Data resilience solutions provider Veeam Software released a critical patch for its Veeam Backup & Replication product. The update fixes a deserialization issue that can result in remote code execution as the SYSTEM user on the underlying Windows server.
The issue can be exploited by any authenticated account that’s part of the local users group on the Windows host, but Veeam servers joined to an Active Directory domain are at much higher risk because in default configurations the domain users group is added to the local users group on domain-joined computers. This means that if attackers manage to execute malicious code on any Windows computer on the network – a common occurrence – they can easily use that computer’s active account to exploit this vulnerability on the Veeam Backup & Replication server if it’s joined to the same AD domain.
Despite this issue being assigned a single CVE identifier, CVE-2025-23120, researchers from security firm watchTowr argue that it is actually two vulnerabilities, because there are two distinct avenues to exploit the problem.
Veeam advises users to upgrade to Veeam Backup & Replication 12.3.1 or install the hotfix for version 12.3 if an upgrade cannot be performed immediately. The hotfix only works on deployments that haven’t had other hotfixes applied previously because it might replace them.
New Veeam flaw comes from previous incomplete patch
The new deserialization problems discovered by watchTowr stem from an incomplete patch for an older flaw patched in 2024 as CVE-2024-40711 and which was later exploited by two ransomware gangs. In fact, the Veeam Backup & Replication product has been a target for ransomware gangs and other cybercriminal groups several times since 2023.
Serialization is the process of transforming data into a byte stream for transmission to another application and deserialization is the reverse of that process. The deserialization of input from untrusted sources has been the cause of many remote code execution vulnerabilities in a variety of programming languages.
Why black lists are bad
Application developers have gotten in the habit of mitigating deserialization risks by creating blacklists of classes that could be dangerous when deserialized, and as watchTowr explains, this was also Veeam’s approach when addressing CVE-2024-40711. However, history has shown that blacklists are rarely complete.
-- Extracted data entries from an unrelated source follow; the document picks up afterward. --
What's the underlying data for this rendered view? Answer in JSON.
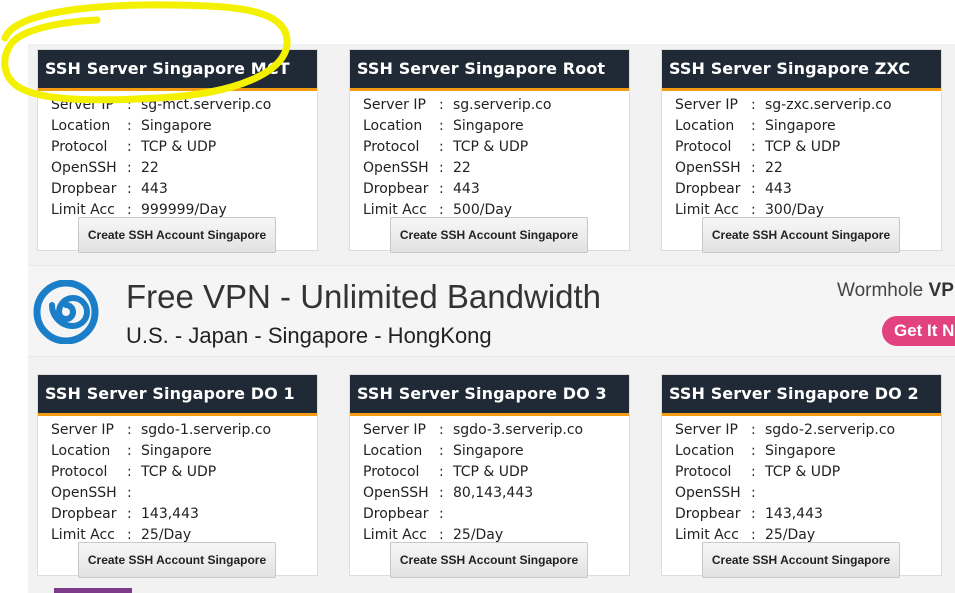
{
  "cards": [
    {
      "title": "SSH Server Singapore MCT",
      "rows": [
        [
          "Server IP",
          ":",
          "sg-mct.serverip.co"
        ],
        [
          "Location",
          ":",
          "Singapore"
        ],
        [
          "Protocol",
          ":",
          "TCP & UDP"
        ],
        [
          "OpenSSH",
          ":",
          "22"
        ],
        [
          "Dropbear",
          ":",
          "443"
        ],
        [
          "Limit Acc",
          ":",
          "999999/Day"
        ]
      ],
      "button": "Create SSH Account Singapore"
    },
    {
      "title": "SSH Server Singapore Root",
      "rows": [
        [
          "Server IP",
          ":",
          "sg.serverip.co"
        ],
        [
          "Location",
          ":",
          "Singapore"
        ],
        [
          "Protocol",
          ":",
          "TCP & UDP"
        ],
        [
          "OpenSSH",
          ":",
          "22"
        ],
        [
          "Dropbear",
          ":",
          "443"
        ],
        [
          "Limit Acc",
          ":",
          "500/Day"
        ]
      ],
      "button": "Create SSH Account Singapore"
    },
    {
      "title": "SSH Server Singapore ZXC",
      "rows": [
        [
          "Server IP",
          ":",
          "sg-zxc.serverip.co"
        ],
        [
          "Location",
          ":",
          "Singapore"
        ],
        [
          "Protocol",
          ":",
          "TCP & UDP"
        ],
        [
          "OpenSSH",
          ":",
          "22"
        ],
        [
          "Dropbear",
          ":",
          "443"
        ],
        [
          "Limit Acc",
          ":",
          "300/Day"
        ]
      ],
      "button": "Create SSH Account Singapore"
    },
    {
      "title": "SSH Server Singapore DO 1",
      "rows": [
        [
          "Server IP",
          ":",
          "sgdo-1.serverip.co"
        ],
        [
          "Location",
          ":",
          "Singapore"
        ],
        [
          "Protocol",
          ":",
          "TCP & UDP"
        ],
        [
          "OpenSSH",
          ":",
          ""
        ],
        [
          "Dropbear",
          ":",
          "143,443"
        ],
        [
          "Limit Acc",
          ":",
          "25/Day"
        ]
      ],
      "button": "Create SSH Account Singapore"
    },
    {
      "title": "SSH Server Singapore DO 3",
      "rows": [
        [
          "Server IP",
          ":",
          "sgdo-3.serverip.co"
        ],
        [
          "Location",
          ":",
          "Singapore"
        ],
        [
          "Protocol",
          ":",
          "TCP & UDP"
        ],
        [
          "OpenSSH",
          ":",
          "80,143,443"
        ],
        [
          "Dropbear",
          ":",
          ""
        ],
        [
          "Limit Acc",
          ":",
          "25/Day"
        ]
      ],
      "button": "Create SSH Account Singapore"
    },
    {
      "title": "SSH Server Singapore DO 2",
      "rows": [
        [
          "Server IP",
          ":",
          "sgdo-2.serverip.co"
        ],
        [
          "Location",
          ":",
          "Singapore"
        ],
        [
          "Protocol",
          ":",
          "TCP & UDP"
        ],
        [
          "OpenSSH",
          ":",
          ""
        ],
        [
          "Dropbear",
          ":",
          "143,443"
        ],
        [
          "Limit Acc",
          ":",
          "25/Day"
        ]
      ],
      "button": "Create SSH Account Singapore"
    }
  ],
  "ad": {
    "title": "Free VPN - Unlimited Bandwidth",
    "subtitle": "U.S. - Japan - Singapore - HongKong",
    "brand_prefix": "Wormhole ",
    "brand_suffix": "VP",
    "cta": "Get It N",
    "logo_icon": "spiral-logo-icon"
  },
  "colors": {
    "card_header": "#1f2a36",
    "accent": "#f39c12",
    "highlight": "#f3f000",
    "cta": "#e2427f"
  }
}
“Blacklists (also known as block-lists or deny-lists) are based on a very optimistic (and provably flawed) idea that we can just make a list of all the bad classes, and we just keep a record of everything bad that can be done and update our list as and when new bad is introduced,” the researchers wrote.
“Luckily, as an industry, we actually already have a list of all the bad classes in the world, and so this is flawless logic. There are a couple of bitter truths though: This is a lie. While we can agree that nowadays it’s extremely hard to find new deserialization gadgets in programming languages and frameworks (although still possible), products have their own codebase and can contain abusable classes that can be misused during deserialization,” the researchers added. “This is before we even get on to 3rd party libraries.”
Veeam Backup & Replication developers maintain a list of gadgets that are blocked from being deserialized via .NET BinaryFormatter. This list is located in the code at Veeam.Backup.Common.Sources.System.IO.BinaryFormatter.blacklist.txt so when CVE-2024-40711 was discovered, their fix was to add the System.Runtime.Remoting.ObjRef gadget to it.
Problem solved, until watchTowr researcher Sina Kheirkhah found more exploitable classes, System.CodeDom.Compiler.TempFileCollection and System.IO.DirectoryInfo, resulting in vulnerability CVE-2024-42455. These too were added to the blacklist.
Now, watchTowr researcher Piotr Bazydlo found additional exploitable gadgets once again Veeam.Backup.EsxManager.xmlFrameworkDs and Veeam.Backup.Core.BackupSummary, both of which extend the DataSet class, a very popular RCE gadged for deserialization. This is the new CVE-2025-23120 flaw patched Wednesday.
In fact, exploiting CVE-2025-23120 only requires simple changes to the proof-of-concept exploit previously published for CVE-2024-42455.
“We hope that we have provided yet another proof that protection of deserialization sinks with a blacklist should be illegal,” the researchers wrote. “No matter how perfect, or ‘perfecteder’ and state-of-the-art your list is, somebody will eventually find a way to abuse it.”